I received a email this week about my photography. It went like this. - 

The Australian Invasive Animals CRC is developing a Pest Fish phone app for the Australian public. This app is a free educational tool that provides information to the public on what fish species are considered invasive or a potential risk of becoming feral in Australian waterways.

I have been contacting photographers on Flickr asking permission to use their wonderful fish photo for the purpose of fish ID on this app – to which most are only too happy to be involved.

Given I have very little knowledge of the appearance of cichlid species; I was wondering if you could provide some assistance. I see that there are many photos of cichlids on Flickr but most of them are not coupled with their scientific name. 

Do you personally have photos that could be used in this project for the following species or do you know of any that I could use or potentially ask permission for?

Black mangrove cichlid - Tilapia mariae
Redbelly tilapia- Tilapia zillii
Blue acara - Andinoacara pulcher
Three spot cichlid - Cichlasoma trimaculatum
Victoria Burtons Haplochromis - Haplochromis burtoni

Your full name will appear clearly, straight under the photo/s you supply, as recognition of your contribution.

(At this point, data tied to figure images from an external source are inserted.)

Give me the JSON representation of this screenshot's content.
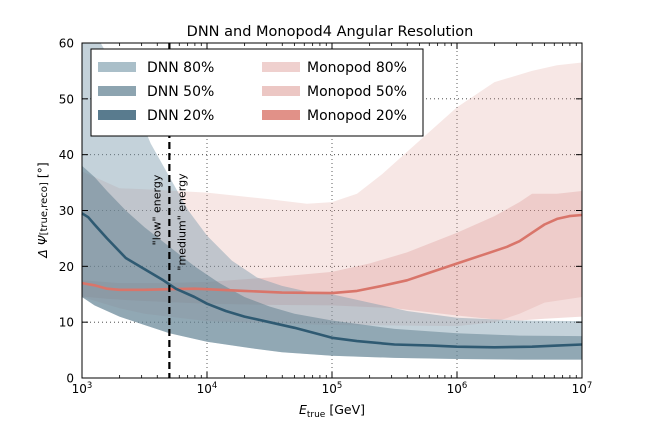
{
  "chart_data": {
    "type": "area",
    "title": "DNN and Monopod4 Angular Resolution",
    "xlabel_main": "E",
    "xlabel_sub": "true",
    "xlabel_unit": " [GeV]",
    "ylabel_main": "Δ Ψ",
    "ylabel_sub": "[true,reco]",
    "ylabel_unit": " [°]",
    "xscale": "log",
    "xlim": [
      1000,
      10000000
    ],
    "ylim": [
      0,
      60
    ],
    "grid": true,
    "legend_position": "top-left",
    "x_ticks": [
      {
        "value": 1000,
        "base": "10",
        "exp": "3"
      },
      {
        "value": 10000,
        "base": "10",
        "exp": "4"
      },
      {
        "value": 100000,
        "base": "10",
        "exp": "5"
      },
      {
        "value": 1000000,
        "base": "10",
        "exp": "6"
      },
      {
        "value": 10000000,
        "base": "10",
        "exp": "7"
      }
    ],
    "y_ticks": [
      0,
      10,
      20,
      30,
      40,
      50,
      60
    ],
    "y_tick_labels": [
      "0",
      "10",
      "20",
      "30",
      "40",
      "50",
      "60"
    ],
    "threshold": {
      "x": 5000,
      "label_low": "\"low\" energy",
      "label_medium": "\"medium\" energy"
    },
    "series": [
      {
        "name": "Monopod 80%",
        "group": "Monopod",
        "kind": "band",
        "color": "#d9908a",
        "opacity": 0.22,
        "lower": [
          [
            3.0,
            14.5
          ],
          [
            3.3,
            12.5
          ],
          [
            3.5,
            11.5
          ],
          [
            4.0,
            10.2
          ],
          [
            4.5,
            9.8
          ],
          [
            5.0,
            9.5
          ],
          [
            5.5,
            9.4
          ],
          [
            6.0,
            9.3
          ],
          [
            6.3,
            10.0
          ],
          [
            6.5,
            11.5
          ],
          [
            6.7,
            13.5
          ],
          [
            7.0,
            14.5
          ]
        ],
        "upper": [
          [
            3.0,
            37.0
          ],
          [
            3.1,
            36.0
          ],
          [
            3.3,
            34.0
          ],
          [
            3.5,
            33.8
          ],
          [
            4.0,
            33.2
          ],
          [
            4.5,
            32.0
          ],
          [
            4.8,
            31.2
          ],
          [
            5.0,
            31.5
          ],
          [
            5.2,
            33.0
          ],
          [
            5.4,
            36.5
          ],
          [
            5.6,
            40.5
          ],
          [
            6.0,
            48.5
          ],
          [
            6.3,
            53.0
          ],
          [
            6.6,
            55.0
          ],
          [
            6.8,
            56.0
          ],
          [
            7.0,
            56.5
          ]
        ]
      },
      {
        "name": "Monopod 50%",
        "group": "Monopod",
        "kind": "band",
        "color": "#d9908a",
        "opacity": 0.3,
        "lower": [
          [
            3.0,
            14.6
          ],
          [
            3.2,
            14.2
          ],
          [
            3.4,
            13.9
          ],
          [
            3.7,
            13.6
          ],
          [
            4.0,
            13.3
          ],
          [
            4.5,
            13.1
          ],
          [
            5.0,
            13.0
          ],
          [
            5.5,
            12.5
          ],
          [
            6.0,
            11.2
          ],
          [
            6.3,
            10.5
          ],
          [
            6.5,
            10.3
          ],
          [
            6.7,
            10.6
          ],
          [
            7.0,
            11.0
          ]
        ],
        "upper": [
          [
            3.0,
            17.5
          ],
          [
            3.3,
            17.0
          ],
          [
            3.6,
            17.0
          ],
          [
            4.0,
            17.2
          ],
          [
            4.5,
            18.0
          ],
          [
            5.0,
            19.0
          ],
          [
            5.3,
            20.5
          ],
          [
            5.6,
            22.5
          ],
          [
            6.0,
            26.0
          ],
          [
            6.3,
            29.0
          ],
          [
            6.5,
            31.5
          ],
          [
            6.6,
            33.0
          ],
          [
            6.8,
            33.0
          ],
          [
            7.0,
            33.5
          ]
        ]
      },
      {
        "name": "Monopod 20%",
        "group": "Monopod",
        "kind": "line",
        "color": "#d9756a",
        "opacity": 1,
        "points": [
          [
            3.0,
            17.0
          ],
          [
            3.1,
            16.6
          ],
          [
            3.2,
            16.0
          ],
          [
            3.3,
            15.8
          ],
          [
            3.5,
            15.8
          ],
          [
            3.7,
            15.9
          ],
          [
            3.9,
            16.0
          ],
          [
            4.0,
            15.9
          ],
          [
            4.3,
            15.6
          ],
          [
            4.6,
            15.3
          ],
          [
            5.0,
            15.2
          ],
          [
            5.2,
            15.6
          ],
          [
            5.4,
            16.5
          ],
          [
            5.6,
            17.5
          ],
          [
            5.8,
            19.0
          ],
          [
            6.0,
            20.5
          ],
          [
            6.2,
            22.0
          ],
          [
            6.4,
            23.5
          ],
          [
            6.5,
            24.5
          ],
          [
            6.6,
            26.0
          ],
          [
            6.7,
            27.5
          ],
          [
            6.8,
            28.5
          ],
          [
            6.9,
            29.0
          ],
          [
            7.0,
            29.2
          ]
        ]
      },
      {
        "name": "DNN 80%",
        "group": "DNN",
        "kind": "band",
        "color": "#7d9cac",
        "opacity": 0.45,
        "lower": [
          [
            3.0,
            14.5
          ],
          [
            3.1,
            13.0
          ],
          [
            3.3,
            11.0
          ],
          [
            3.5,
            9.5
          ],
          [
            3.7,
            8.0
          ],
          [
            4.0,
            6.5
          ],
          [
            4.3,
            5.5
          ],
          [
            4.6,
            4.6
          ],
          [
            5.0,
            4.0
          ],
          [
            5.5,
            3.6
          ],
          [
            6.0,
            3.4
          ],
          [
            6.5,
            3.3
          ],
          [
            7.0,
            3.3
          ]
        ],
        "upper": [
          [
            3.0,
            60.0
          ],
          [
            3.15,
            60.0
          ],
          [
            3.25,
            56.0
          ],
          [
            3.4,
            50.0
          ],
          [
            3.55,
            42.0
          ],
          [
            3.7,
            36.0
          ],
          [
            3.85,
            30.0
          ],
          [
            4.0,
            25.5
          ],
          [
            4.2,
            21.0
          ],
          [
            4.4,
            18.0
          ],
          [
            4.6,
            16.5
          ],
          [
            4.8,
            15.5
          ],
          [
            5.0,
            15.0
          ],
          [
            5.3,
            13.5
          ],
          [
            5.6,
            12.0
          ],
          [
            6.0,
            10.8
          ],
          [
            6.5,
            10.3
          ],
          [
            7.0,
            10.2
          ]
        ]
      },
      {
        "name": "DNN 50%",
        "group": "DNN",
        "kind": "band",
        "color": "#5d7d8e",
        "opacity": 0.5,
        "lower": [
          [
            3.0,
            14.5
          ],
          [
            3.1,
            13.0
          ],
          [
            3.3,
            11.0
          ],
          [
            3.5,
            9.5
          ],
          [
            3.7,
            8.0
          ],
          [
            4.0,
            6.5
          ],
          [
            4.3,
            5.5
          ],
          [
            4.6,
            4.6
          ],
          [
            5.0,
            4.0
          ],
          [
            5.5,
            3.6
          ],
          [
            6.0,
            3.4
          ],
          [
            6.5,
            3.3
          ],
          [
            7.0,
            3.3
          ]
        ],
        "upper": [
          [
            3.0,
            38.0
          ],
          [
            3.1,
            36.0
          ],
          [
            3.2,
            33.5
          ],
          [
            3.35,
            30.0
          ],
          [
            3.5,
            27.0
          ],
          [
            3.7,
            23.5
          ],
          [
            3.9,
            20.0
          ],
          [
            4.1,
            17.0
          ],
          [
            4.3,
            14.5
          ],
          [
            4.5,
            12.8
          ],
          [
            4.7,
            11.5
          ],
          [
            5.0,
            10.3
          ],
          [
            5.5,
            8.8
          ],
          [
            6.0,
            8.0
          ],
          [
            6.5,
            7.6
          ],
          [
            7.0,
            7.5
          ]
        ]
      },
      {
        "name": "DNN 20%",
        "group": "DNN",
        "kind": "line",
        "color": "#2f5a72",
        "opacity": 1,
        "points": [
          [
            3.0,
            29.5
          ],
          [
            3.05,
            28.8
          ],
          [
            3.1,
            27.5
          ],
          [
            3.2,
            25.0
          ],
          [
            3.35,
            21.5
          ],
          [
            3.5,
            19.5
          ],
          [
            3.65,
            17.5
          ],
          [
            3.75,
            16.0
          ],
          [
            3.9,
            14.5
          ],
          [
            4.0,
            13.3
          ],
          [
            4.15,
            12.0
          ],
          [
            4.3,
            11.0
          ],
          [
            4.5,
            10.0
          ],
          [
            4.7,
            9.0
          ],
          [
            4.9,
            7.8
          ],
          [
            5.0,
            7.2
          ],
          [
            5.2,
            6.6
          ],
          [
            5.5,
            6.0
          ],
          [
            5.8,
            5.8
          ],
          [
            6.0,
            5.6
          ],
          [
            6.3,
            5.5
          ],
          [
            6.6,
            5.6
          ],
          [
            6.8,
            5.8
          ],
          [
            7.0,
            6.0
          ]
        ]
      }
    ],
    "legend": {
      "left": [
        "DNN 80%",
        "DNN 50%",
        "DNN 20%"
      ],
      "right": [
        "Monopod 80%",
        "Monopod 50%",
        "Monopod 20%"
      ]
    }
  }
}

Any assistance would be greatly appreciated.

Kind regards, 
Bec Crawford

Unfortunately I dont have photos of any of the fish they are looking for.  If any of you have good quality photos of your own let me know and maybe I can make a love connection for you.


----------



## fish_doc (Jan 31, 2005)

Oh yea, I currently have a fish photos being used by the London Aquarium advertising their aquarium and Cornell University in one of their books "second edition of our textbook, Principles of Animal Communication" All given for free, for use to advance the education of the aquatic world.


----------